Since both the Russians and Saudis have started talking about “prices”rather than production levels, the coming together of Moscow and Riyadh – who between them are pumping over 20 million bpd – along with the rest of OPEC for some good old fashioned market tinkering appears inevitable.
Of course, the so-called lowering of OPEC production – details of which we are unlikely to receive before the conclusion of the cartel’s next summit on 30 November – will most likely exclude Libya, Nigeria and Iran for multitude of reasons ranging from an improvement in security situation in Nigeria and Libya to Iran’s unwillingness to cap its production until it reaches its pre-sanctions level of 4 million bpd.

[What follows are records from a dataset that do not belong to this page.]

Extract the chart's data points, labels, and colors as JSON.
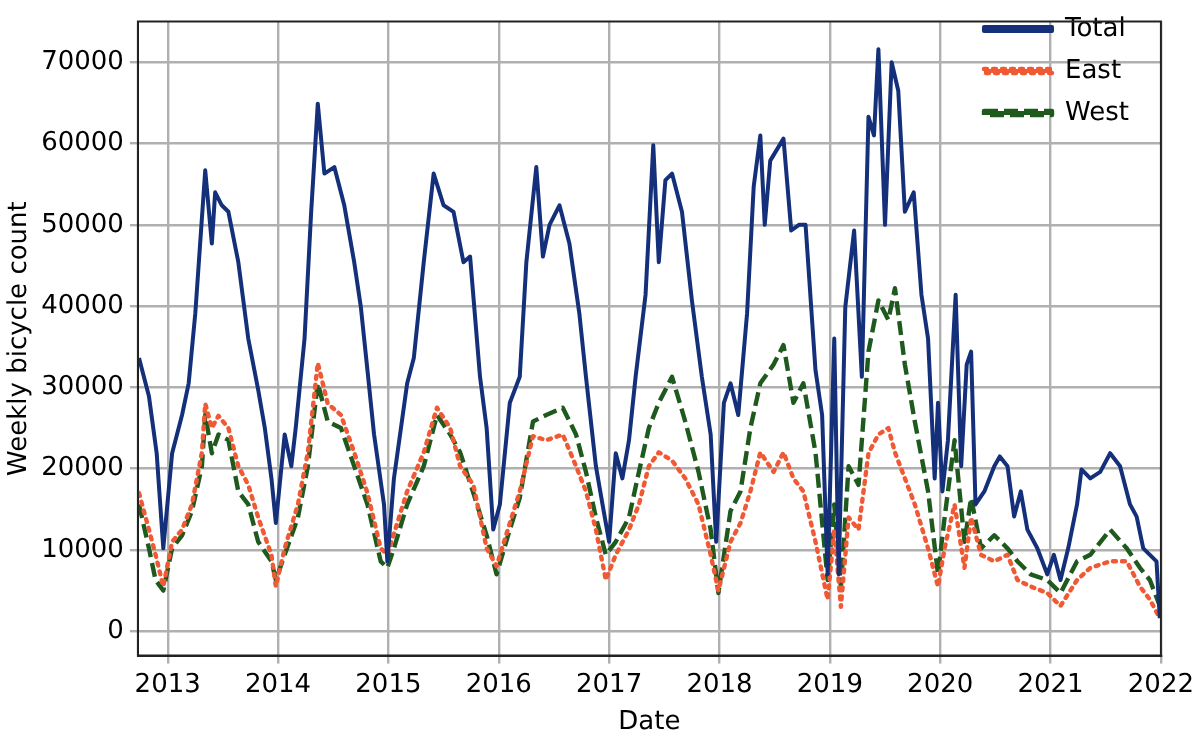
{
  "chart_data": {
    "type": "line",
    "xlabel": "Date",
    "ylabel": "Weekly bicycle count",
    "xlim": [
      2012.73,
      2022
    ],
    "xticks": [
      2013,
      2014,
      2015,
      2016,
      2017,
      2018,
      2019,
      2020,
      2021,
      2022
    ],
    "ylim": [
      -3000,
      75000
    ],
    "yticks": [
      0,
      10000,
      20000,
      30000,
      40000,
      50000,
      60000,
      70000
    ],
    "grid": true,
    "legend": "top right",
    "marker": "none",
    "series": [
      {
        "name": "Total",
        "color": "#14307a",
        "line_style": "solid",
        "x": [
          2012.74,
          2012.83,
          2012.9,
          2012.96,
          2013.04,
          2013.13,
          2013.19,
          2013.25,
          2013.34,
          2013.4,
          2013.43,
          2013.49,
          2013.55,
          2013.64,
          2013.73,
          2013.82,
          2013.88,
          2013.94,
          2013.98,
          2014.06,
          2014.12,
          2014.16,
          2014.24,
          2014.3,
          2014.36,
          2014.42,
          2014.51,
          2014.6,
          2014.69,
          2014.75,
          2014.81,
          2014.87,
          2014.96,
          2014.99,
          2015.05,
          2015.17,
          2015.23,
          2015.32,
          2015.41,
          2015.5,
          2015.59,
          2015.68,
          2015.74,
          2015.83,
          2015.89,
          2015.95,
          2016.01,
          2016.1,
          2016.19,
          2016.25,
          2016.34,
          2016.4,
          2016.46,
          2016.55,
          2016.64,
          2016.73,
          2016.79,
          2016.88,
          2016.94,
          2017,
          2017.06,
          2017.12,
          2017.18,
          2017.24,
          2017.33,
          2017.4,
          2017.45,
          2017.51,
          2017.57,
          2017.66,
          2017.75,
          2017.84,
          2017.92,
          2017.97,
          2018.04,
          2018.1,
          2018.17,
          2018.25,
          2018.31,
          2018.37,
          2018.41,
          2018.46,
          2018.58,
          2018.65,
          2018.72,
          2018.78,
          2018.87,
          2018.93,
          2018.98,
          2019.04,
          2019.08,
          2019.14,
          2019.22,
          2019.29,
          2019.35,
          2019.4,
          2019.44,
          2019.5,
          2019.56,
          2019.62,
          2019.68,
          2019.76,
          2019.83,
          2019.89,
          2019.95,
          2019.98,
          2020.02,
          2020.07,
          2020.14,
          2020.19,
          2020.24,
          2020.28,
          2020.32,
          2020.4,
          2020.49,
          2020.54,
          2020.61,
          2020.67,
          2020.73,
          2020.79,
          2020.88,
          2020.97,
          2021.03,
          2021.09,
          2021.16,
          2021.24,
          2021.28,
          2021.36,
          2021.45,
          2021.54,
          2021.63,
          2021.72,
          2021.78,
          2021.84,
          2021.9,
          2021.96,
          2021.99
        ],
        "values": [
          33600,
          28900,
          21900,
          10200,
          21900,
          26600,
          30500,
          39100,
          56700,
          47700,
          54000,
          52400,
          51600,
          45400,
          36000,
          29700,
          25000,
          18800,
          13300,
          24200,
          20300,
          25000,
          36000,
          51600,
          64900,
          56300,
          57100,
          52400,
          45400,
          39900,
          32100,
          24200,
          15600,
          8600,
          18800,
          30500,
          33600,
          45400,
          56300,
          52400,
          51600,
          45400,
          46100,
          31300,
          25000,
          12500,
          15600,
          28100,
          31300,
          45400,
          57100,
          46100,
          50000,
          52400,
          47700,
          39100,
          31300,
          20300,
          15600,
          11000,
          21900,
          18800,
          23500,
          31300,
          41400,
          59800,
          45400,
          55500,
          56300,
          51600,
          40700,
          31300,
          24200,
          11000,
          28100,
          30500,
          26600,
          39100,
          54700,
          61000,
          50000,
          57900,
          60600,
          49300,
          50000,
          50000,
          32100,
          26600,
          7000,
          36000,
          7000,
          39900,
          49300,
          31300,
          63300,
          61000,
          71600,
          50000,
          70000,
          66500,
          51600,
          54000,
          41400,
          36000,
          18800,
          28100,
          17200,
          23500,
          41400,
          20300,
          32800,
          34400,
          15600,
          17200,
          20300,
          21500,
          20300,
          14100,
          17200,
          12500,
          10200,
          7000,
          9400,
          6300,
          10200,
          15600,
          19900,
          18800,
          19600,
          21900,
          20300,
          15600,
          14100,
          10200,
          9400,
          8600,
          1600
        ]
      },
      {
        "name": "East",
        "color": "#ef5a35",
        "line_style": "dotted",
        "x": [
          2012.74,
          2012.83,
          2012.89,
          2012.96,
          2013.04,
          2013.13,
          2013.22,
          2013.31,
          2013.34,
          2013.4,
          2013.46,
          2013.55,
          2013.64,
          2013.73,
          2013.82,
          2013.94,
          2013.98,
          2014.06,
          2014.18,
          2014.27,
          2014.36,
          2014.45,
          2014.57,
          2014.69,
          2014.81,
          2014.93,
          2014.99,
          2015.05,
          2015.17,
          2015.32,
          2015.44,
          2015.56,
          2015.65,
          2015.77,
          2015.89,
          2015.98,
          2016.1,
          2016.19,
          2016.31,
          2016.43,
          2016.58,
          2016.7,
          2016.79,
          2016.88,
          2016.97,
          2017.06,
          2017.18,
          2017.27,
          2017.36,
          2017.45,
          2017.57,
          2017.69,
          2017.81,
          2017.92,
          2017.99,
          2018.1,
          2018.19,
          2018.28,
          2018.37,
          2018.49,
          2018.58,
          2018.67,
          2018.76,
          2018.87,
          2018.98,
          2019.04,
          2019.1,
          2019.17,
          2019.26,
          2019.35,
          2019.44,
          2019.53,
          2019.59,
          2019.68,
          2019.77,
          2019.89,
          2019.98,
          2020.04,
          2020.13,
          2020.22,
          2020.28,
          2020.37,
          2020.49,
          2020.61,
          2020.7,
          2020.82,
          2020.97,
          2021.09,
          2021.24,
          2021.36,
          2021.54,
          2021.69,
          2021.81,
          2021.9,
          2021.99
        ],
        "values": [
          17000,
          12500,
          9400,
          5500,
          11000,
          12500,
          15600,
          22000,
          28000,
          25000,
          26500,
          25000,
          20300,
          18000,
          14000,
          9400,
          5500,
          10200,
          15600,
          22000,
          33000,
          28000,
          26600,
          22000,
          17000,
          10200,
          9400,
          12000,
          17200,
          22000,
          27500,
          25000,
          20300,
          18000,
          10200,
          8000,
          13300,
          17200,
          24000,
          23500,
          24200,
          20300,
          17200,
          12500,
          6300,
          9400,
          12500,
          15600,
          20300,
          22000,
          21000,
          18800,
          15600,
          9400,
          5000,
          11000,
          13300,
          17200,
          22000,
          19600,
          22000,
          18800,
          17200,
          11000,
          3900,
          12500,
          3000,
          14000,
          12500,
          21900,
          24200,
          25000,
          22000,
          18800,
          15600,
          10200,
          5500,
          10200,
          15600,
          7800,
          14000,
          9400,
          8600,
          9400,
          6300,
          5500,
          4700,
          3100,
          6300,
          7800,
          8600,
          8600,
          5500,
          3900,
          1600
        ]
      },
      {
        "name": "West",
        "color": "#1e5a1e",
        "line_style": "dashed",
        "x": [
          2012.74,
          2012.83,
          2012.89,
          2012.96,
          2013.04,
          2013.13,
          2013.22,
          2013.31,
          2013.34,
          2013.4,
          2013.46,
          2013.55,
          2013.64,
          2013.73,
          2013.82,
          2013.94,
          2013.98,
          2014.06,
          2014.18,
          2014.27,
          2014.36,
          2014.45,
          2014.57,
          2014.69,
          2014.81,
          2014.93,
          2014.99,
          2015.05,
          2015.17,
          2015.32,
          2015.44,
          2015.56,
          2015.65,
          2015.77,
          2015.89,
          2015.98,
          2016.1,
          2016.19,
          2016.31,
          2016.43,
          2016.58,
          2016.7,
          2016.79,
          2016.88,
          2016.97,
          2017.06,
          2017.18,
          2017.27,
          2017.36,
          2017.45,
          2017.57,
          2017.69,
          2017.81,
          2017.92,
          2017.99,
          2018.1,
          2018.19,
          2018.28,
          2018.37,
          2018.49,
          2018.58,
          2018.67,
          2018.76,
          2018.87,
          2018.98,
          2019.04,
          2019.1,
          2019.17,
          2019.26,
          2019.35,
          2019.44,
          2019.53,
          2019.59,
          2019.68,
          2019.77,
          2019.89,
          2019.98,
          2020.04,
          2020.13,
          2020.22,
          2020.28,
          2020.37,
          2020.49,
          2020.61,
          2020.7,
          2020.82,
          2020.97,
          2021.09,
          2021.24,
          2021.36,
          2021.54,
          2021.69,
          2021.81,
          2021.9,
          2021.99
        ],
        "values": [
          15600,
          10200,
          6300,
          5000,
          10200,
          11800,
          14800,
          20300,
          26600,
          21900,
          24200,
          23500,
          17200,
          15600,
          11000,
          8600,
          6300,
          9400,
          14000,
          20300,
          30500,
          25800,
          25000,
          20300,
          15600,
          8600,
          7800,
          10200,
          15600,
          20300,
          26600,
          24200,
          22000,
          17000,
          11800,
          7000,
          12500,
          16400,
          25800,
          26600,
          27500,
          24200,
          19600,
          14000,
          9400,
          11000,
          14000,
          19600,
          25000,
          28100,
          31300,
          25800,
          19600,
          12500,
          4700,
          14800,
          17200,
          25000,
          30500,
          32800,
          35200,
          28100,
          30500,
          22000,
          6300,
          15600,
          5500,
          20300,
          18000,
          34400,
          40700,
          38300,
          42200,
          32800,
          25800,
          17200,
          7000,
          14000,
          23500,
          11000,
          16400,
          10200,
          11800,
          10200,
          8600,
          7000,
          6300,
          4700,
          8600,
          9400,
          12500,
          10200,
          7800,
          6300,
          3100
        ]
      }
    ]
  }
}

Nonetheless, the market senses it will happen because OPEC’s policy of keeping the taps open, in place since June 2014 when the Saudis insisted on it, has failed to land a fatal blow on US shale players. Bjarne Schieldrop, Chief Commodities Analyst at Nordic bank SEB says, “With several market references to ‘$60 is what US shale oil needs’, it seems OPEC is now naturally aiming for this. Not only has OPEC’s verbal intervention so far lifted crude oil prices higher; by indicating that it is willing to freeze or cut and stabilize the oil market, it has also re-implemented the ‘OPEC put’, taking care of the downside risk.
“With all the pre-negotiations now going on and all the different supportive statements from both Saudi Arabia as well as Russia, it now looks like a fair chance that there will actually be an agreement in Vienna on 30 November.”
However, with the downside risk being taken care of, among those smiling the most are the very shale players stateside that OPEC attempted to knock out of the game. Agreed the oil price, using Brent as a benchmark, is still significantly below $60. However, US shale oil players and Canadian upstarts can lock in new, planned production on the forward curve. This is already reflected in the gradually rising North American rig counts.
Expect more, with perceived reduction in the downside risk as the implementation date of the ‘OPEC put’ draws nearer. From a low of just north of 300 US rigs in May, by the time OPEC’s next summit convenes, we could well be above 500 rigs based on the anecdotal evidence I have from selected law firms in Chicago and Houston, central to the paperwork for drilling permits.